L’Équipe News
La réunion de renouvellement de l’offre marocaine de services d’externalisation, présidée par la ministre de la Transition numérique et de la Réforme administrative, Amal El Fellah Seghrouchni, le mardi 27 janvier 2026 à Rabat, a constitué un point central dans le développement du secteur de l’externalisation, car il s’agit d’un des piliers stratégiques pour renforcer la compétitivité de l’économie nationale et créer des emplois qualifiés.
Dans son allocution d’ouverture, la Ministre a souligné que cette réunion se tient dans un contexte international marqué par des transformations économiques et technologiques rapides, exigeant du Maroc une vision proactive et ambitieuse pour consolider sa position au sein des chaînes de valeur mondiales. Elle a insisté sur le fait que la relance de l’externalisation s’inscrit dans le cadre des directives de Sa Majesté le Roi Mohammed VI, visant à soutenir la transformation économique, à favoriser l’ouverture aux marchés internationaux et à faire de l’emploi qualifié un moteur essentiel du développement.

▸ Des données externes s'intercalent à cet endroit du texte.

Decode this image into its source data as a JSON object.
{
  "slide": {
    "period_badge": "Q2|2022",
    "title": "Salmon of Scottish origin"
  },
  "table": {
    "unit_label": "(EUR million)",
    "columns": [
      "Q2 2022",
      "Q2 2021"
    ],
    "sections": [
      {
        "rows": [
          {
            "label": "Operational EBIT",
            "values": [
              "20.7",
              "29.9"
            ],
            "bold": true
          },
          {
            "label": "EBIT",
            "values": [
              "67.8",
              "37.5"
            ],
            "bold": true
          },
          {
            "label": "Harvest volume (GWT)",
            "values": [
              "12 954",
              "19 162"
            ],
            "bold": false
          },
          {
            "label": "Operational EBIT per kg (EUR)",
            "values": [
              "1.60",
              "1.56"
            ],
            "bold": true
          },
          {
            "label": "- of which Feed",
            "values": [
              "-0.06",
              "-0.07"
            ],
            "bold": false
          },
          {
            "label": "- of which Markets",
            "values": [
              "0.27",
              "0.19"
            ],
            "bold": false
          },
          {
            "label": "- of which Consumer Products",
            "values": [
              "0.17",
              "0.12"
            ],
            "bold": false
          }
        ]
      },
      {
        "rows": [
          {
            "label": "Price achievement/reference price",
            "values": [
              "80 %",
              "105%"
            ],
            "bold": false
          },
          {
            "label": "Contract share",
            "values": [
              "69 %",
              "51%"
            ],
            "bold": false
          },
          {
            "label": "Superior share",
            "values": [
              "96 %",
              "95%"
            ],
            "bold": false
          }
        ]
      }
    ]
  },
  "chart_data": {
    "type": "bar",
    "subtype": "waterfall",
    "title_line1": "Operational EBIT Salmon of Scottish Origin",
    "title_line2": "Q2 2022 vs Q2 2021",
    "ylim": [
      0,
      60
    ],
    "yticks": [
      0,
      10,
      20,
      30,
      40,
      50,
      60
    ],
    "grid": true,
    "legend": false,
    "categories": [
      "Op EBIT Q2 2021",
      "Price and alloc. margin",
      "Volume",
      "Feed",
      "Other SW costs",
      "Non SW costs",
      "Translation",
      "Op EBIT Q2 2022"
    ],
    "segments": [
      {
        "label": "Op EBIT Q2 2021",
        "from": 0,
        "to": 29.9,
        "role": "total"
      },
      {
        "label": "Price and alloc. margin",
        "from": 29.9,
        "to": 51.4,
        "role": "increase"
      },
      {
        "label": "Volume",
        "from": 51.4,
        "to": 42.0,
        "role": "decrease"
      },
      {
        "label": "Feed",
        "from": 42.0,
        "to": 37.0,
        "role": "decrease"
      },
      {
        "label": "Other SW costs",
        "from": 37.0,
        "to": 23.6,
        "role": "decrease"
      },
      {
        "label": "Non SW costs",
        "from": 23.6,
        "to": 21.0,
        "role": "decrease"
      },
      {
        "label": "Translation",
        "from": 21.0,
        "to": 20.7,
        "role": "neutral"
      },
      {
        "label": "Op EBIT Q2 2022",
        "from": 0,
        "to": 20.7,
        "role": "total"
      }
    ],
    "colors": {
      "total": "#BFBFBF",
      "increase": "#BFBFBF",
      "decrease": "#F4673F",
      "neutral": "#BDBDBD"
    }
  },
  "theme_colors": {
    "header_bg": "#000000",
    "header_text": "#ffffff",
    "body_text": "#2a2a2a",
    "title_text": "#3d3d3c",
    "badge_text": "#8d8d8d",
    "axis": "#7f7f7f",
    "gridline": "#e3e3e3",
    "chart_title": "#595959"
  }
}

Sagrouchni a expliqué que le secteur de l’externalisation n’est plus une activité secondaire, mais est devenu une composante structurelle de l’économie nationale, fournissant actuellement environ 148 500 emplois et générant des exportations de services de 26,22 milliards de dirhams d’ici fin 2024. Elle a ajouté que le Royaume vise, d’ici 2030, à porter ces recettes à environ 40 milliards de dirhams, en plus de créer 270 000 emplois, grâce à une offre « Made in Morocco » compétitive et attractive.

Dans ce contexte, le ministre a souligné que la prochaine étape exige un repositionnement global de l’offre marocaine dans le domaine des services d’externalisation, fondé sur l’augmentation de la valeur ajoutée, la promotion de la spécialisation dans les métiers du numérique et l’attraction de grandes entreprises internationales, dans le cadre d’une vision claire basée sur un contrat équilibré entre l’État et le secteur privé, et d’une gouvernance renouvelée fondée sur des engagements mutuels, la clarté et une vision à long terme.
Elle a également souligné que le capital humain est la pierre angulaire de cette ambition, insistant sur la nécessité de renforcer le système de formation et de perfectionnement afin de le spécialiser davantage et de mieux répondre aux besoins du marché. Dans le même esprit, elle a mis en avant l’importance de développer des infrastructures modernes et des zones d’activités spécialisées et bien équipées, intégrées à leur environnement régional, pour contribuer à un développement équilibré des différentes régions du Royaume.
Le ministre a ajouté que la mise en place d’un cadre incitatif clair et stable est un élément crucial pour renforcer la confiance des investisseurs et les encourager à s’engager dans des projets à long terme au Maroc.
La réunion comprenait un séminaire de haut niveau, avec la participation de Younes Sekkouri, ministre de l’Intégration économique, des PME, de l’Emploi et des Compétences, Omar Seghrouchni, président de la Commission nationale de contrôle de la protection des données personnelles, Youssef Chraibi, président de la Fédération marocaine des services d’offshoring, et Adil Chennouf, président du conseil d’administration de Deposit and Management Développement. Les discussions ont porté sur le développement des compétences, l’adaptation aux transformations des métiers de l’offshoring et le renforcement de l’attractivité du Maroc au sein des chaînes de valeur mondiales.

Cette réunion a également été marquée par la signature de trois accords stratégiques, portant notamment sur l’activation de la subvention de formation pour le secteur de l’externalisation, dans le but de renforcer les compétences des talents nationaux et d’améliorer leur employabilité, ainsi que sur le lancement du projet Casablanca Tech Valley à Sidi Othman en tant que zone d’activités industrielles intégrée dédiée aux services numériques à forte valeur ajoutée, et sur le développement d’Agadir Tech Valley, de Laâyoune Tech Valley et de Dakhla Tech Valley, en tant que nouvelles zones d’activités visant à atteindre un équilibre spatial et à soutenir des pôles régionaux prometteurs.